Premiering on Oct. 3, 2014 on the Disney Channel, Star Wars Rebels was the first major addition to the franchise since Disney's purchase of Lucasfilm in 2012. While principal photography was well underway on Star Wars: The Force Awakens at the time, the first trailer had yet to be released and the title remained under wraps to the general public, not unlike the current marketing strategy employed by Lucasfilm for Episode IX.
Several eagerly anticipated video game titles had been canceled and Star Wars: The Clone Wars similarly ended in the middle of its Season 6 production to help smooth the acquisition. And, in perhaps the most controversial move, the decades-old Expanded Universe of franchise content outside of the films and the Clone Wars animated series was discarded to give filmmakers a comparatively blank slate to create without being confined by preexisting stories and characters.
It was an uncertain time for the nearly 40-year-old franchise, no longer guided under the supervision of creator George Lucas. Coupled with the fact that Rebels was following the fan-favorite, award-winning Clone Wars into an era without any canon stories due to the collapse of the Expanded Universe, there was a lot of expectations riding on the animated series.
Fortunately, both audiences and critics alike made the series an unequivocal hit throughout its four-season run, which resulted in a whole hot of award nominations, including three Emmys.

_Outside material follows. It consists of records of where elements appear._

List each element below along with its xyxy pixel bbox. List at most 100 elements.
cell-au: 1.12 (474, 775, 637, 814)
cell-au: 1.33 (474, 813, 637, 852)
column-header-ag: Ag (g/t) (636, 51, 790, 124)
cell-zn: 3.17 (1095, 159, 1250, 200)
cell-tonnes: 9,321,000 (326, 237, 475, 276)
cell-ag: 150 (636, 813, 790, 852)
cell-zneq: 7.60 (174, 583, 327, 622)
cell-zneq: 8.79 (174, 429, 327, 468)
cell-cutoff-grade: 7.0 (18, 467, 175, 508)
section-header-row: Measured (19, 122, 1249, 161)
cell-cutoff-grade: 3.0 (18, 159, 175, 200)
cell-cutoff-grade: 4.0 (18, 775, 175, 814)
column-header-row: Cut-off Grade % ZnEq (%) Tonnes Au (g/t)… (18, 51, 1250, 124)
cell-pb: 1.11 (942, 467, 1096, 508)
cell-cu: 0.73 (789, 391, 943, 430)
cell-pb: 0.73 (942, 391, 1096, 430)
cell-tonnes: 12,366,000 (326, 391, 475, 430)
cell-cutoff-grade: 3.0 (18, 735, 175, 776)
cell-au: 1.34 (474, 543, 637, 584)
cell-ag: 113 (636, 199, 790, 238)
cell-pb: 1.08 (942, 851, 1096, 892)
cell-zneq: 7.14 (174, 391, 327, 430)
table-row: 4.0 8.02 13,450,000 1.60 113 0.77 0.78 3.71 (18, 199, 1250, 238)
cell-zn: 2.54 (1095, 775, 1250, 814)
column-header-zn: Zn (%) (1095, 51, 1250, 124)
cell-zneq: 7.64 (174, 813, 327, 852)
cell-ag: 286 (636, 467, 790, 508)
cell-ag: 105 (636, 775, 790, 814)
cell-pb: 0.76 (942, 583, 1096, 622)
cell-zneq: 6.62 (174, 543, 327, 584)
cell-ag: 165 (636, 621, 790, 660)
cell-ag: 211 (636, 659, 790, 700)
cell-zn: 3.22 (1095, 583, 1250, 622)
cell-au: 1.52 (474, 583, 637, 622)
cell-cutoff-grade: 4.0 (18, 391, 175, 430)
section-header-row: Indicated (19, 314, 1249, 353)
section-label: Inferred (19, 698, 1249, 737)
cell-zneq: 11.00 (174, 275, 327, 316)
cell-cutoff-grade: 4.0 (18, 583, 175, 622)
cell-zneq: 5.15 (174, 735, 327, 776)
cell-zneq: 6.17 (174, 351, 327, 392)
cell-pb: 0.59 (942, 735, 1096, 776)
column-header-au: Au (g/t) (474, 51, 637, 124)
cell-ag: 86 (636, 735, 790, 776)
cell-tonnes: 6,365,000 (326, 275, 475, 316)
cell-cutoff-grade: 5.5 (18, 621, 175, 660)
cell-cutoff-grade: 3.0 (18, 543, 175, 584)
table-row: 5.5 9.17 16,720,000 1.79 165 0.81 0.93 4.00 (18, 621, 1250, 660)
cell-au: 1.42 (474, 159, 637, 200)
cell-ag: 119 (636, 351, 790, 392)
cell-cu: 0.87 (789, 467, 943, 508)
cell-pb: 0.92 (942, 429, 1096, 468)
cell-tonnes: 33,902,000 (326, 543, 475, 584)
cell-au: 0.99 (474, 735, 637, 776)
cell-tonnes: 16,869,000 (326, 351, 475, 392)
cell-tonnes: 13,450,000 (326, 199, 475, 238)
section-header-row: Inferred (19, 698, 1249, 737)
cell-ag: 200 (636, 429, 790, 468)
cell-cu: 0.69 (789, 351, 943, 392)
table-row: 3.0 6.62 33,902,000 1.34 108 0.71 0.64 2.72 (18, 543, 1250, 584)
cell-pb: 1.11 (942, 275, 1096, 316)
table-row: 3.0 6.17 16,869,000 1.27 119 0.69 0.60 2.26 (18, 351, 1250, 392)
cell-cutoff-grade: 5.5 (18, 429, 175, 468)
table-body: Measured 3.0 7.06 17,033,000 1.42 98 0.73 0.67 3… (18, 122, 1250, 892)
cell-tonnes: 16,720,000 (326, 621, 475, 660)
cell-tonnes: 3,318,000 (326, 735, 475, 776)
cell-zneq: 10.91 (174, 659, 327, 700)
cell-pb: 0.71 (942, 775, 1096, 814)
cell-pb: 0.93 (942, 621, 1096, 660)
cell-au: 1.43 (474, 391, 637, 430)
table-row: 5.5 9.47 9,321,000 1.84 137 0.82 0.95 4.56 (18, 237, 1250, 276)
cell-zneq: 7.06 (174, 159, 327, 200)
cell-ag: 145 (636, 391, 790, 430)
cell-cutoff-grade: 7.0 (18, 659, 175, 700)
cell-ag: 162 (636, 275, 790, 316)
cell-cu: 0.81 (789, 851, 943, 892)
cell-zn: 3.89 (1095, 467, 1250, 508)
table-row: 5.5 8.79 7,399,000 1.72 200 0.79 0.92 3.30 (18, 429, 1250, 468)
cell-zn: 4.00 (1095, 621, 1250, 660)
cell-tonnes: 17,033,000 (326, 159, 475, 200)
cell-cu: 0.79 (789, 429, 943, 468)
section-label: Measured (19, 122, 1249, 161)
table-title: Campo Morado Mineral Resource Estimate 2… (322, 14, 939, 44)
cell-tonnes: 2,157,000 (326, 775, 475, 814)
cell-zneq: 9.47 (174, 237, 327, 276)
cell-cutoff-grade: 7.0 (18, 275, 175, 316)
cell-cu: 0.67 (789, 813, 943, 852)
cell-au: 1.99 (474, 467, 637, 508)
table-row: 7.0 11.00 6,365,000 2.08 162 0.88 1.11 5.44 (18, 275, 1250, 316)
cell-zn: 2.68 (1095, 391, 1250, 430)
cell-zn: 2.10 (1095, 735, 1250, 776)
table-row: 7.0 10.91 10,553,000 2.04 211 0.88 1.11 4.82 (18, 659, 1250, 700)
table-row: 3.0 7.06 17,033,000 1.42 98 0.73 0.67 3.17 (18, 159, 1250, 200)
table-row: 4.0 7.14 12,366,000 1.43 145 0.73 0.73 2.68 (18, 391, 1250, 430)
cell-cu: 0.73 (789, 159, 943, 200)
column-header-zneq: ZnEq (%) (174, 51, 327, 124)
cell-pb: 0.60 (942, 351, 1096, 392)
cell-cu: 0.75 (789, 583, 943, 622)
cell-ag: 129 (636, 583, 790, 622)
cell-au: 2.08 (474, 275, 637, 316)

What makes this especially remarkable is that the first season of Rebels featured an entirely new cast of characters, rather than focusing on franchise icons like Anakin Skywalker and Obi-Wan Kenobi, as Clone Wars did. The Clone Wars are a canonically pivotal event in the history of the Star Wars Universe, meaning that characters like Yoda and Count Dooku could naturally appear.
The first season of Rebels, by comparison, focused more on the previously unseen planet of Lothal as new characters, including Force-sensitive scoundrel Ezra Bridges and one-time Padawan Kanan Jarrus, joined the fledgling Rebel Alliance to thwart oppression by the Galactic Empire.